Em busca das respostas, a pesquisadora trabalhou com dois grupos focais, ambos formados por meninas da Casa Mamãe Margarida, que atende crianças em situação de risco social, na zona Sul de Manaus. O primeiro contava com cinco meninas na faixa etária de 10 a 12 anos; e o segundo, outras cinco, entre 14 a 16 anos. O Estatuto da Criança e do Adolescente (ECA) diz que criança é toda pessoa com até 12 anos e adolescente, até 18 anos.
O estudo demonstrou que, tanto para crianças e adolescentes, a família é formada por mãe, pai e irmão; a figura dos avós apareceu somente em situações específicas. Também está presente, permanentemente, a negação da família, que não se constitui socialmente.
Entretanto, os elementos são diferentes entre crianças e adolescentes. Enquanto as crianças constroem para si o modelo de família caracterizado por mãe, pai, irmãos e avós, os adolescentes apresentaram altos níveis de negação da família, por ausência de laços afetivos. A representação social da mãe também contém elementos diferentes. Ela é representada pelas crianças como uma figura criadora, mas, para as adolescentes, os elementos são negativos da figura materna que elas conheceram.
Já figura do pai, pouco existe na vida dessas pessoas. “Os elementos das representações sociais das crianças e adolescentes, no campo semântico relativo à figura paterna revela a ausência do mesmo”, afirma Maria Eunice.
De acordo com a conclusão da pesquisa, mesmo estando em situação de risco social, as crianças e adolescentes não são diferentes de outras crianças. Sonham em ter uma família, de acordo com os preceitos vigentes na sociedade. Porém, ainda há chances de transformar a vida dessas meninas. “As representações sociais são marcadas pelo provisório, posto que são crianças e adolescentes”.
A oferta de oportunidades e o contato com a uma realidade diferente da situação de exclusão que conheceram antes do atendimento, com base no protagonismo juvenil – como faz a Casa Mamãe Margarida -, pode ser o fio condutor dessa transformação. “Acreditamos que o processo de ressocialização possa fazer desses sujeitos cidadãos, mesmo com algumas cicatrizes, e que os mesmos não venham a fazer o mesmo que seus pais fizeram”.
Políticas públicas
O interesse por estudar o tema se deu a partir de um trabalho realizado com crianças e adolescentes em situação de rua, quando Maria Eunice percebeu que eram oriundas de famílias desestruturadas econômica e socialmente. “Transitavam entre suas casas, instituições de abrigo e a rua onde realizavam algum tipo de trabalho como também praticavam pequenos furtos para levarem dinheiro para casa ou comprarem drogas”, explica.

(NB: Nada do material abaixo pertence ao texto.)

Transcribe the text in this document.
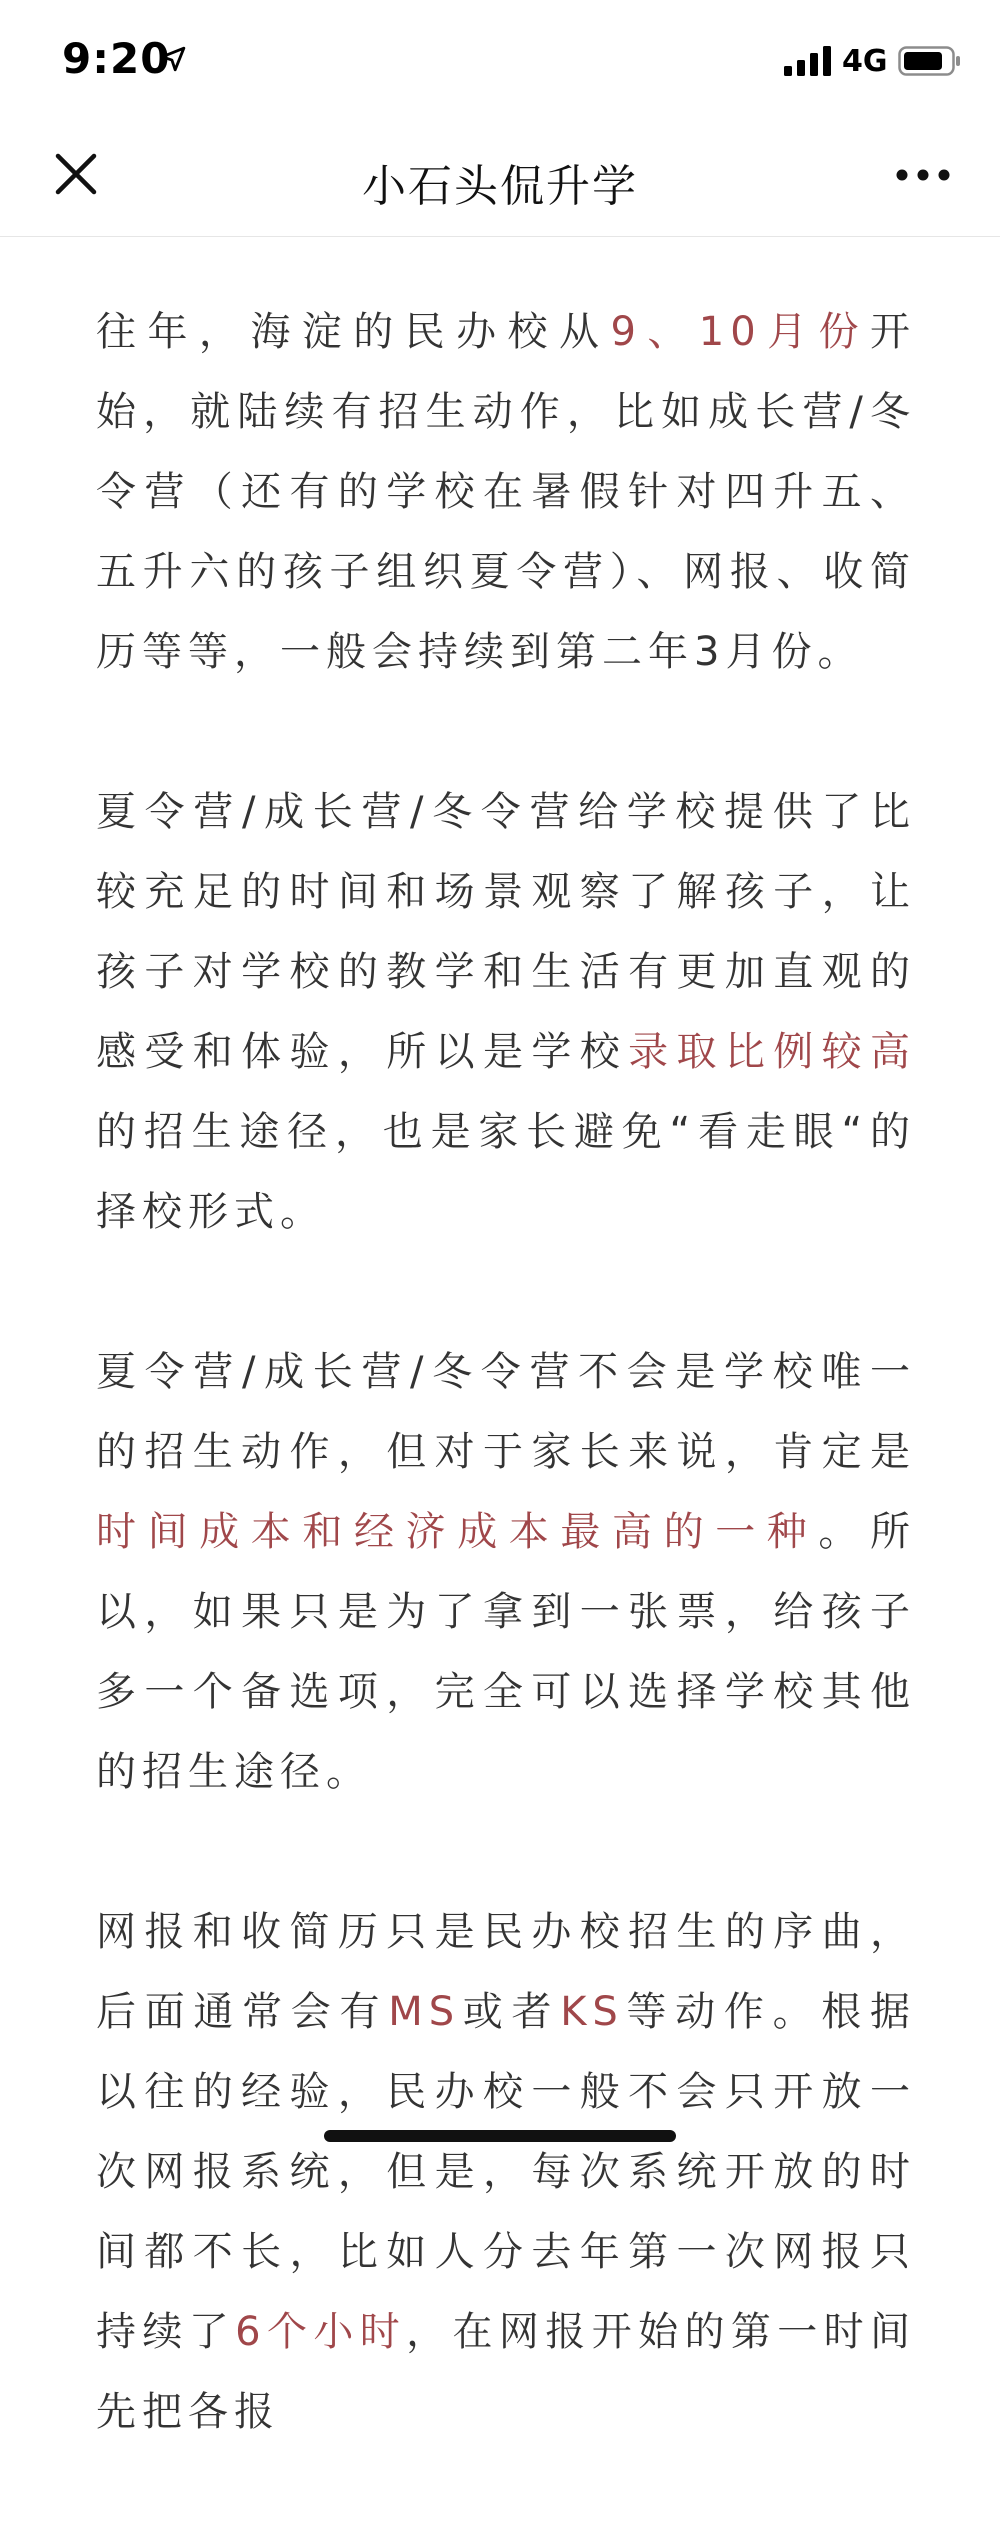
9:20	4G
小石头侃升学

往年，海淀的民办校从9、10月份开始，就陆续有招生动作，比如成长营/冬令营（还有的学校在暑假针对四升五、五升六的孩子组织夏令营）、网报、收简历等等，一般会持续到第二年3月份。

夏令营/成长营/冬令营给学校提供了比较充足的时间和场景观察了解孩子，让孩子对学校的教学和生活有更加直观的感受和体验，所以是学校录取比例较高的招生途径，也是家长避免“看走眼“的择校形式。

夏令营/成长营/冬令营不会是学校唯一的招生动作，但对于家长来说，肯定是时间成本和经济成本最高的一种。所以，如果只是为了拿到一张票，给孩子多一个备选项，完全可以选择学校其他的招生途径。

网报和收简历只是民办校招生的序曲，后面通常会有MS或者KS等动作。根据以往的经验，民办校一般不会只开放一次网报系统，但是，每次系统开放的时间都不长，比如人分去年第一次网报只持续了6个小时，在网报开始的第一时间先把各报
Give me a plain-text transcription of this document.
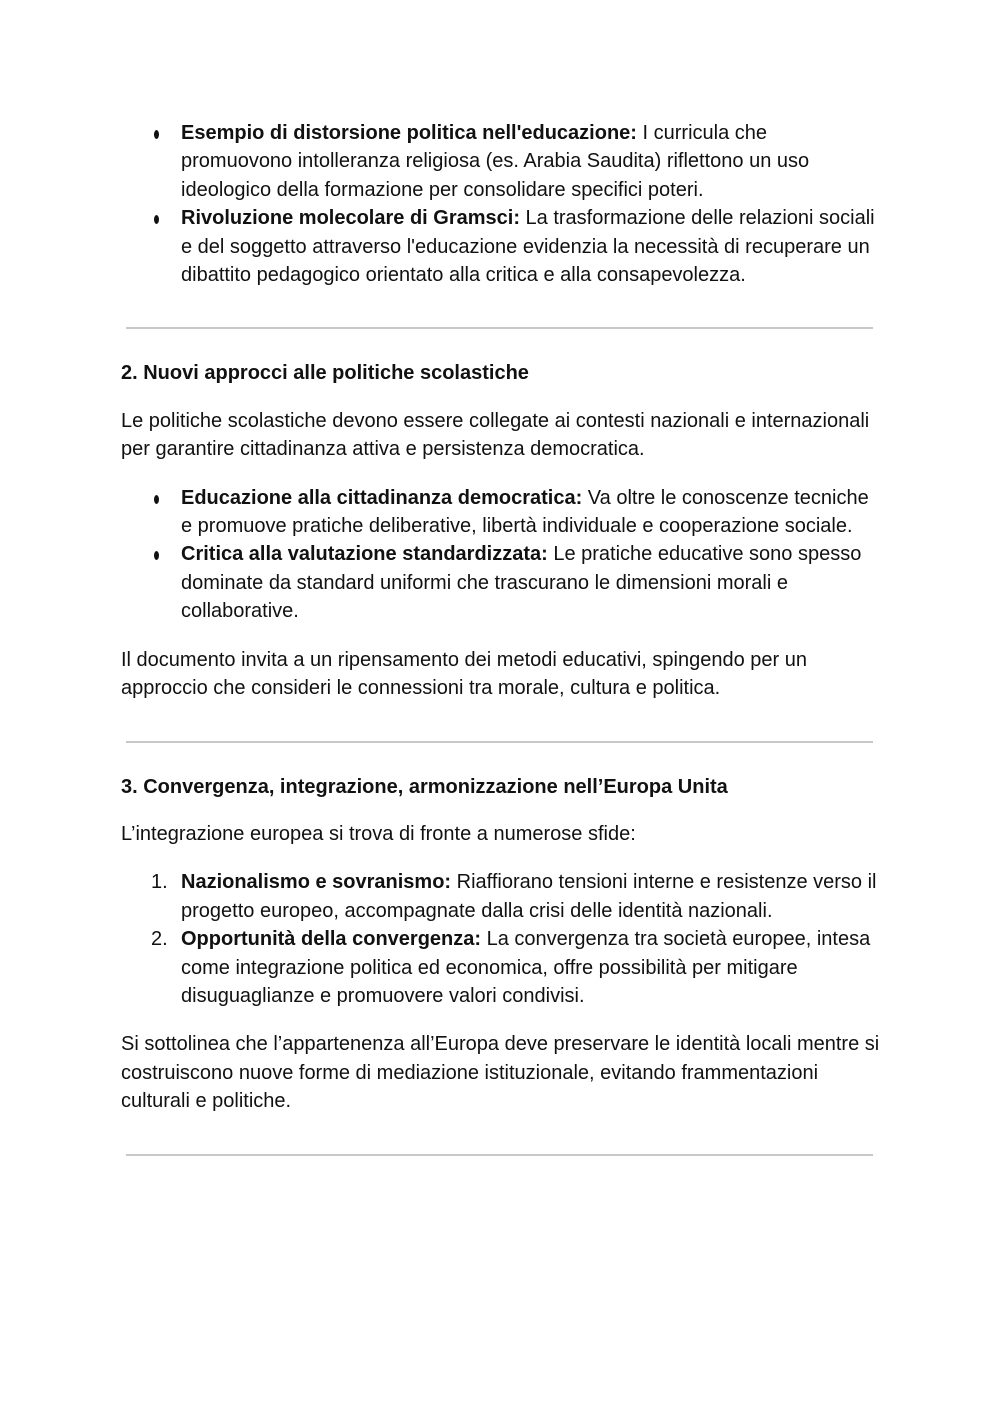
Esempio di distorsione politica nell'educazione: I curricula che promuovono intolleranza religiosa (es. Arabia Saudita) riflettono un uso ideologico della formazione per consolidare specifici poteri.
Rivoluzione molecolare di Gramsci: La trasformazione delle relazioni sociali e del soggetto attraverso l'educazione evidenzia la necessità di recuperare un dibattito pedagogico orientato alla critica e alla consapevolezza.
2. Nuovi approcci alle politiche scolastiche

Le politiche scolastiche devono essere collegate ai contesti nazionali e internazionali per garantire cittadinanza attiva e persistenza democratica.

Educazione alla cittadinanza democratica: Va oltre le conoscenze tecniche e promuove pratiche deliberative, libertà individuale e cooperazione sociale.
Critica alla valutazione standardizzata: Le pratiche educative sono spesso dominate da standard uniformi che trascurano le dimensioni morali e collaborative.

Il documento invita a un ripensamento dei metodi educativi, spingendo per un approccio che consideri le connessioni tra morale, cultura e politica.

3. Convergenza, integrazione, armonizzazione nell’Europa Unita

L’integrazione europea si trova di fronte a numerose sfide:

1. Nazionalismo e sovranismo: Riaffiorano tensioni interne e resistenze verso il progetto europeo, accompagnate dalla crisi delle identità nazionali.
2. Opportunità della convergenza: La convergenza tra società europee, intesa come integrazione politica ed economica, offre possibilità per mitigare disuguaglianze e promuovere valori condivisi.

Si sottolinea che l’appartenenza all’Europa deve preservare le identità locali mentre si costruiscono nuove forme di mediazione istituzionale, evitando frammentazioni culturali e politiche.
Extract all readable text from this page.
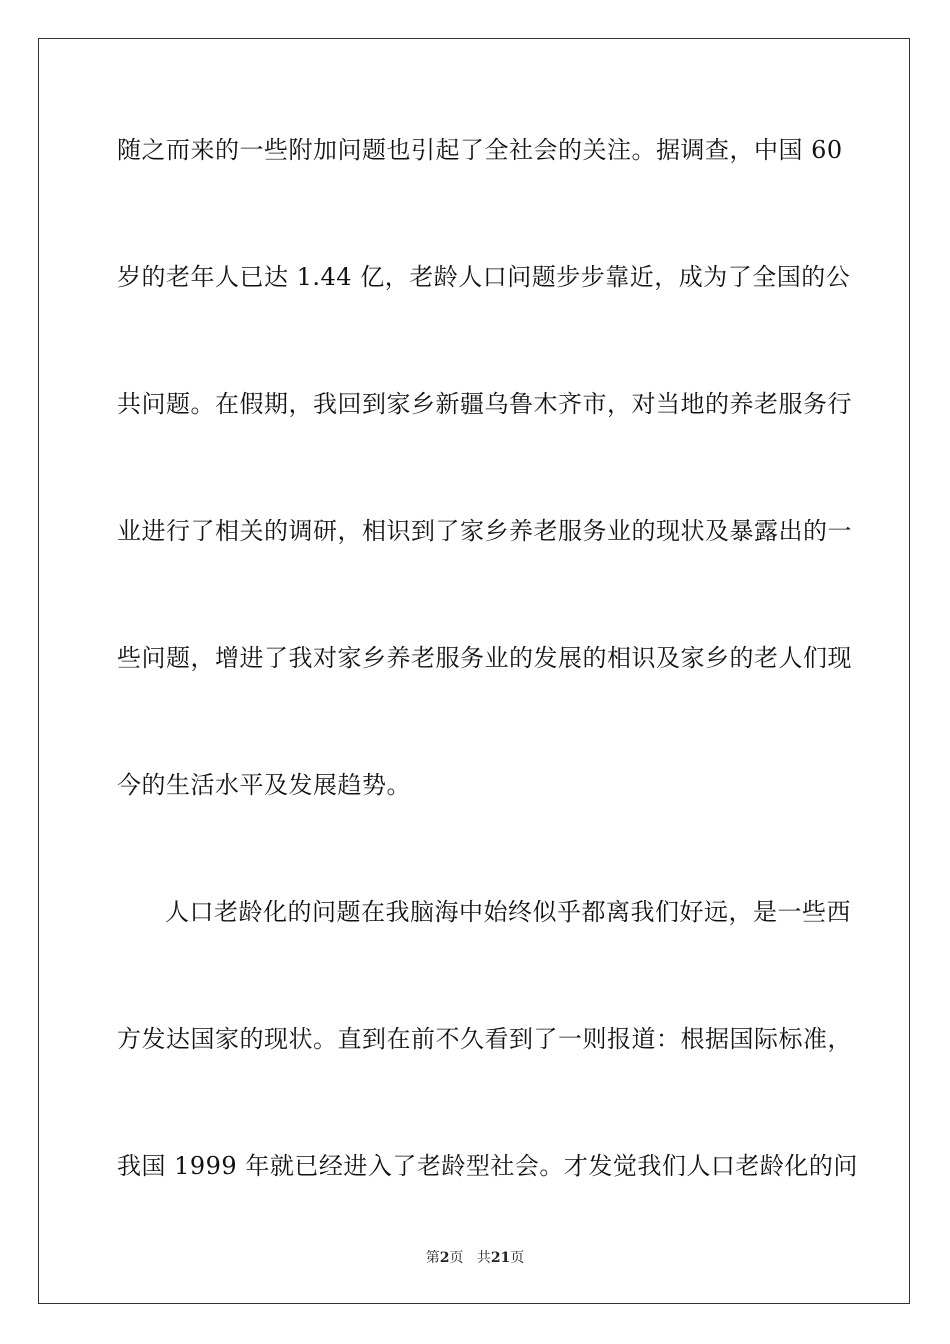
随之而来的一些附加问题也引起了全社会的关注。据调查，中国 60
岁的老年人已达 1.44 亿，老龄人口问题步步靠近，成为了全国的公
共问题。在假期，我回到家乡新疆乌鲁木齐市，对当地的养老服务行
业进行了相关的调研，相识到了家乡养老服务业的现状及暴露出的一
些问题，增进了我对家乡养老服务业的发展的相识及家乡的老人们现
今的生活水平及发展趋势。
人口老龄化的问题在我脑海中始终似乎都离我们好远，是一些西
方发达国家的现状。直到在前不久看到了一则报道：根据国际标准，
我国 1999 年就已经进入了老龄型社会。才发觉我们人口老龄化的问
第2页 共21页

Para realizar o estudo, a pesquisadora optou por trabalhar com a Casa Mamãe Margarida, localizada na zona Sul de Manaus, por atender meninas em situação de risco pessoal e social através do protagonismo juvenil. É uma instituição de caráter filantrópico, social, educacional e religioso, sem fins lucrativos, dirigida pelas Filhas de Maria Auxiliadora (Irmãs Salesianas) e mantida através de convênios e/ou doação de benfeitores.
As meninas atendidas são provenientes de famílias com problemas econômicos e sociais, características comuns a crianças e adolescentes vítimas de crimes. “No Brasil, apesar do Estatuto da Criança e do Adolescente (ECA), as crianças continuam tendo seus direitos básicos violados. Além de estarem fora da escola, muitas morrem de desnutrição, são exploradas sexualmente, usadas para vender drogas, mendigar e outros fins. O mais preocupante e alarmante de tudo isso é que, na maioria das vezes, toda a forma de violência contra os mesmos acontece no âmbito da família”, denuncia a pesquisadora.
Para ela, é fundamental conhecer as representações sociais construídas por essas meninas a respeito da família – por influenciar na formação e na conduta -, se houver vontade política e social de se construir políticas públicas eficazes para esse público. “A representação social ajuda a decodificar a vida cotidiana, tornando possível atribuir a toda figura um sentido e a todo sentido uma figura”.